In this part of our research we seek to better understand how (for-profit) organizations can divide labour and integrate co-operative effort in a way that makes them more effective (or competitive in the market space). One subset of papers, notably with Phanish Puranam and Oliver Alexy, addresses the question if and where we truly need more theory to understand organizational effectiveness at all. In another subset of articles we study how accounting for more complex agents’ behavior requires adjustments of basic organizational design predictions. Lastly, we investigate the particular challenges arising with boundary-spanning organizational design for innovation.

Ongoing Research

"The Origins of Organizational Design - Learning from Open Source Software Projects"

How do organizational principles such as specialization and co-ordination emerge? How does authority come about? These fundamental questions are largely unanswered as of today. Jointly with Oliver Alexy and Phanish Puranam we seek to develop a better understanding by examining data pertaining to Open Source Software projects in depth. Two working papers should be available over the next two years.

Working Papers

"Hybrid Business Models for Innovation"

This paper, co-authored with Fredrick Hacklin and Georg von Krogh, examines how commercial firms can organize for new product development so as to incentivize and inform extramural innovators in a profit-maximizing way. After identifying the theoretical ‘sorting’ challenges faced by managers of such entities, we empirically test our propositions on an original dataset pertaining to more than four thousand telephone handsets sold in Europe over the last years. A first working paper is available upon request.

Published/Forthcoming Papers

“Corporate hierarchy and vertical information flow inside the firm. A behavioral view”

Little is known about how corporate hierarchies influence managers’ propensity to pass information upward within the firm. Two streams of literature arrive at seemingly conflicting and untested predictions. Information economists argue that middle managers pass more suggestions up the firm’s line of command as the corporate hierarchy increases in order to avoid corporate omission errors. In contrast, scholars of organizational psychology suggest that hierarchies lead to evaluation apprehension and foster a perceived lack of control among mid-level managers, leading to their reduced willingness to, and interest in, passing information up within the organization. Drawing on field data and model-guided experimental studies, we provide original empirical evidence for the relevance of all the mechanisms above, and we delineate the conditions under which either mechanism prevails.

"What's New About 'New' Forms of Organizing?"

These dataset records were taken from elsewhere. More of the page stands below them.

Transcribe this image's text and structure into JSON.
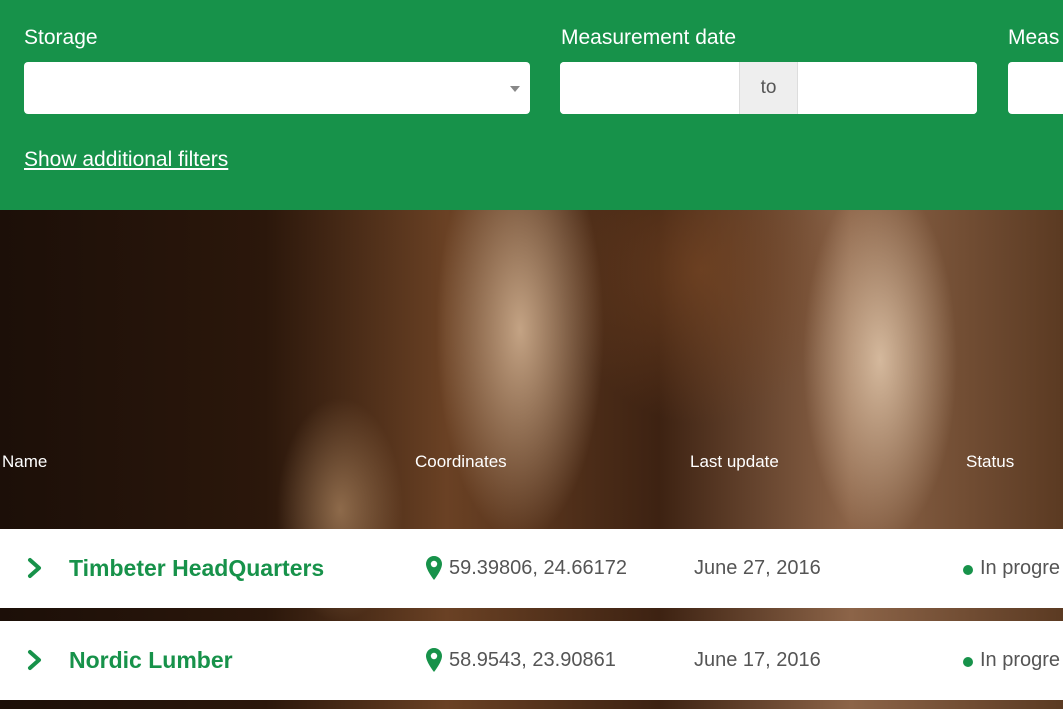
{
  "filters": {
    "storage_label": "Storage",
    "storage_value": "",
    "date_label": "Measurement date",
    "date_from": "",
    "date_sep": "to",
    "date_to": "",
    "third_label": "Meas",
    "more_link": "Show additional filters"
  },
  "table": {
    "headers": {
      "name": "Name",
      "coordinates": "Coordinates",
      "last_update": "Last update",
      "status": "Status"
    },
    "rows": [
      {
        "name": "Timbeter HeadQuarters",
        "coordinates": "59.39806, 24.66172",
        "last_update": "June 27, 2016",
        "status": "In progre"
      },
      {
        "name": "Nordic Lumber",
        "coordinates": "58.9543, 23.90861",
        "last_update": "June 17, 2016",
        "status": "In progre"
      }
    ]
  },
  "icons": {
    "expand": "chevron-right-icon",
    "location": "map-pin-icon",
    "status": "status-dot-icon",
    "dropdown": "caret-down-icon"
  },
  "colors": {
    "brand_green": "#17924a",
    "text_gray": "#555555"
  }
}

In this paper, co-authored with Phanish Puranam and Oliver Alexy, we assess if new theories of organization are necessary to explain new forms of organizing. We first specify exactly what makes novel forms of organizing new. To that end we propose clear criteria for making such an assessment, and we show how they are useful in assessing if and when new theories of organization may truly be needed. We illustrate our arguments by drawing on instances of well-established forms of organizing, as well as relatively recent ones such as those instantiated by Linux, Wikipedia, InnoCentive and TopCoder. The article will be forthcoming in the Academy of Management Review.

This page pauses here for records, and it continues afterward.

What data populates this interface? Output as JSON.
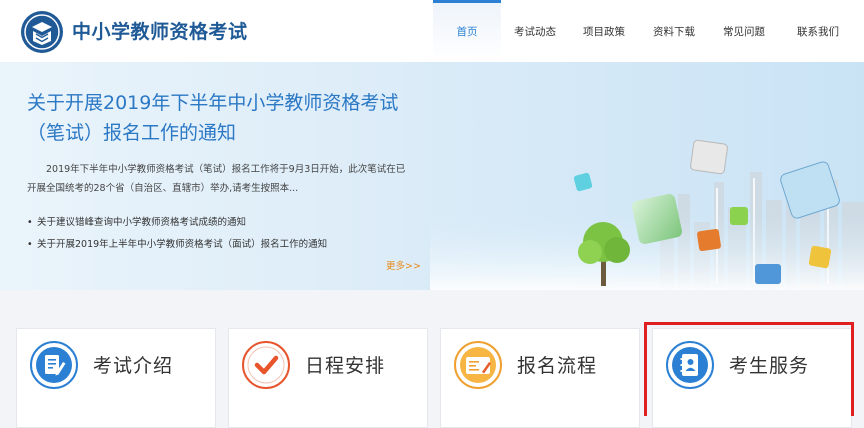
{
  "header": {
    "site_title": "中小学教师资格考试",
    "nav": [
      {
        "label": "首页",
        "active": true
      },
      {
        "label": "考试动态",
        "active": false
      },
      {
        "label": "项目政策",
        "active": false
      },
      {
        "label": "资料下载",
        "active": false
      },
      {
        "label": "常见问题",
        "active": false
      },
      {
        "label": "联系我们",
        "active": false
      }
    ]
  },
  "banner": {
    "title": "关于开展2019年下半年中小学教师资格考试（笔试）报名工作的通知",
    "description": "2019年下半年中小学教师资格考试（笔试）报名工作将于9月3日开始，此次笔试在已开展全国统考的28个省（自治区、直辖市）举办,请考生按照本...",
    "news": [
      "关于建议错峰查询中小学教师资格考试成绩的通知",
      "关于开展2019年上半年中小学教师资格考试（面试）报名工作的通知"
    ],
    "more_label": "更多>>"
  },
  "cards": [
    {
      "label": "考试介绍",
      "icon": "document-edit-icon"
    },
    {
      "label": "日程安排",
      "icon": "checkmark-icon"
    },
    {
      "label": "报名流程",
      "icon": "registration-form-icon"
    },
    {
      "label": "考生服务",
      "icon": "contact-book-icon"
    }
  ],
  "colors": {
    "brand_blue": "#1f5a97",
    "accent_blue": "#2b80d4",
    "more_orange": "#e98a1a",
    "highlight_red": "#e02020"
  }
}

“Knowledge worth having in 'Excess': The Value of Tacit and Firm-specific Human Resource Slack”

Does employing staff in excess of what is needed to attend to daily operations decrease firm performance, as neoclassical economics would suggest? Or is the truth more nuanced? In this article, co-authored with Ramon Lecuona, we theoretically argue and empirically show that keeping excess blue-collar workers on payroll decreases firm performance at all times, whereas employing an excess amount of staff with tacit knowledge helps firm increase performance in those times when competitive pressure mounts up and reorganization is imminent. The article will be forthcoming in the Strategic Management Journal.

“Biases in the Selection Stage of Bottom-Up Strategy Formulation”

This paper, co-authored with Olav Sorenson, examines the mechanisms underlying large corporations' failure to adopt ideas for innovation suggested from within their boundaries. We propose and empirically test that individuals identify with their subunits within the organization and therefore tend to have biased perceptions against ideas that emerge from other parts of the organization. The article is forthcoming in the Strategic Management Journal.

“Is Your Company Choosing the Best Innovation Ideas?"

Generating good ideas from within the ranks of the organization is only the beginning. The more difficult part is creating a selection process for identifying which proposals to implement. This article illustrates what senior managers can do to protect their companies from pursuing unproductive ideas and to improve the odds that they will hear about the really good opportunities. The paper appeared in the Sloan Management Review (2011).